Data from: Phylogenetic and morphological relationships between nonvolant small mammals reveal assembly processes at different spatial scales
Luza, André Luís, Federal University of Rio Grande do Sul
Gonçalves, Gislene Lopes, Federal University of Rio Grande do Sul
Hartz, Sandra Maria, Federal University of Rio Grande do Sul
Published Dec 31, 2015 on Dryad.
Cite this dataset
Luza, André Luís; Gonçalves, Gislene Lopes; Hartz, Sandra Maria (2015). Data from: Phylogenetic and morphological relationships between nonvolant small mammals reveal assembly processes at different spatial scales [Dataset]. Dryad. https://doi.org/10.5061/dryad.nf2h5
The relative roles of historical processes, environmental filtering, and ecological interactions in the organization of species assemblages vary depending on the spatial scale. We evaluated the phylogenetic and morphological relationships between species and individuals (i.e., inter- and intraspecific variability) of Neotropical nonvolant small mammals coexisting in grassland-forest ecotones, in landscapes and in regions, that is, three different scales. We used a phylogenetic tree to infer evolutionary relationships, and morphological traits as indicators of performance and niche similarities between species and individuals. Subsequently, we applied phylogenetic and morphologic indexes of diversity and distance between species to evaluate small mammal assemblage structures on the three scales. The results indicated a repulsion pattern near forest edges, showing that phylogenetically similar species coexisted less often than expected by chance. The strategies for niche differentiation might explain the phylogenetic repulsion observed at the edge. Phylogenetic and morphological clustering in the grassland and at the forest interior indicated the coexistence of closely related and ecologically similar species and individuals. Coexistence patterns were similar whether species-trait values or individual values were used. At the landscape and regional scales, assemblages showed a predominant pattern of phylogenetic and morphological clustering. Environmental filters influenced the coexistence patterns at three scales, showing the importance of phylogenetically conserved ecological tolerances in enabling taxa co-occurrence. Evidence of phylogenetic repulsion in one region indicated that other processes beyond environmental filtering are important for community assembly at broad scales. Finally, ecological interactions and environmental filtering seemed important at the local scale, while environmental filtering and historical colonization seemed important for community assembly at broader scales.
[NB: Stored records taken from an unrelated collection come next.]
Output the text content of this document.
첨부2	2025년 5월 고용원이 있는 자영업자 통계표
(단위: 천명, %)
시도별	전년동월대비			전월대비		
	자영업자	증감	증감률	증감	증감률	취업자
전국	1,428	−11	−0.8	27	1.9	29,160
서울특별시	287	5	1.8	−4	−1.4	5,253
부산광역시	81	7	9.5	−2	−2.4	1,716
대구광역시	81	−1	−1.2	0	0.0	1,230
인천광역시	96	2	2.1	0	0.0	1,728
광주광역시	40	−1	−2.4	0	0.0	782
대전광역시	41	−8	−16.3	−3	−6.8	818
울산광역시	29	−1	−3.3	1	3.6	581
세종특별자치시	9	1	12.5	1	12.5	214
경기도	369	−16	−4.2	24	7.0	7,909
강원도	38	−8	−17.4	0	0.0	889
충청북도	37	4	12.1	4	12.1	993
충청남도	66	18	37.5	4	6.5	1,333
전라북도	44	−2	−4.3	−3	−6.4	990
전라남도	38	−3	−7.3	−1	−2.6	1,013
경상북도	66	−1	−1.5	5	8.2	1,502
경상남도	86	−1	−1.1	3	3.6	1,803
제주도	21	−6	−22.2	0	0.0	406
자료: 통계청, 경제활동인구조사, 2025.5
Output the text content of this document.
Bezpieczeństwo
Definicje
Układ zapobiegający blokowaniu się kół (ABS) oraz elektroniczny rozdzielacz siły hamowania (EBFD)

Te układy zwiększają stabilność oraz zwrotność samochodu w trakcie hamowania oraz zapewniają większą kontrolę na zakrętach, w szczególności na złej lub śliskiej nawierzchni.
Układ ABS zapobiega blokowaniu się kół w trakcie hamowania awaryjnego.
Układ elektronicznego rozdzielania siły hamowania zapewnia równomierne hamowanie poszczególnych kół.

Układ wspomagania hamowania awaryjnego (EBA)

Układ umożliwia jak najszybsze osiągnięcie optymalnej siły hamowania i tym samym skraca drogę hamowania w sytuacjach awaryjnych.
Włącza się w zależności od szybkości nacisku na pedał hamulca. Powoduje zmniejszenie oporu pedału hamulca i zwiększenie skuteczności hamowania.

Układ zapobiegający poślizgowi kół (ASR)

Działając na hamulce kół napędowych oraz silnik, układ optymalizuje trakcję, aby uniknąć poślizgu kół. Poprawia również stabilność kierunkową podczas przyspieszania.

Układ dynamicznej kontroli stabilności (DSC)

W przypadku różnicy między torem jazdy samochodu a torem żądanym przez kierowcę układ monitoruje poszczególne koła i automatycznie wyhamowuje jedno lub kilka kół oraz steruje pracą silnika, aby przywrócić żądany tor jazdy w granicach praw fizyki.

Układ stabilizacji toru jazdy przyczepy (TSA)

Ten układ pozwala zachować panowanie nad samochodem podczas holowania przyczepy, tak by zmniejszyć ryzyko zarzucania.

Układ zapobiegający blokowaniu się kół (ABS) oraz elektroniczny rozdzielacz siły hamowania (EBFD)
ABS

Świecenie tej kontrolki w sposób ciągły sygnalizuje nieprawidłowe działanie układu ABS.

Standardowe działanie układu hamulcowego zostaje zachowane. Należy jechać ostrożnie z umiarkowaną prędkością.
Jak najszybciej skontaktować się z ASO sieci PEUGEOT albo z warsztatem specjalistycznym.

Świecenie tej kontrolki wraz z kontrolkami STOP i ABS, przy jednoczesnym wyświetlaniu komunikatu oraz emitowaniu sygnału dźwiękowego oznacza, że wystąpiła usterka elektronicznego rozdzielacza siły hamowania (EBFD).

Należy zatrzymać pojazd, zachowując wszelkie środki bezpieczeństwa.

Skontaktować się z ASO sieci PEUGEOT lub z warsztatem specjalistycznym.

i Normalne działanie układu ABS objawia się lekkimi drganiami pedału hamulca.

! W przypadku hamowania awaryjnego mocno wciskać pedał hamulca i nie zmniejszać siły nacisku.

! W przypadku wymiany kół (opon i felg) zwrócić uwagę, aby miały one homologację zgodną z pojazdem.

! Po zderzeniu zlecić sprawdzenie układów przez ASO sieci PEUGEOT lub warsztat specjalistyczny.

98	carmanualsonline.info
Data is organized in dynamic spreadsheets. Basic trapping unity was a sampling point composed by two traps (See Sampling of non-volant small mammals on Material and methods). Sampling unities used in data analysis were transects composed by eight trapping points. The file “Data_bank_Luza_et_al.” is composed by two spreadsheets: Occurrence_data and Individual_traits. Species traits and information about phylogenetic reconstruction will be available with the manuscript and appendices.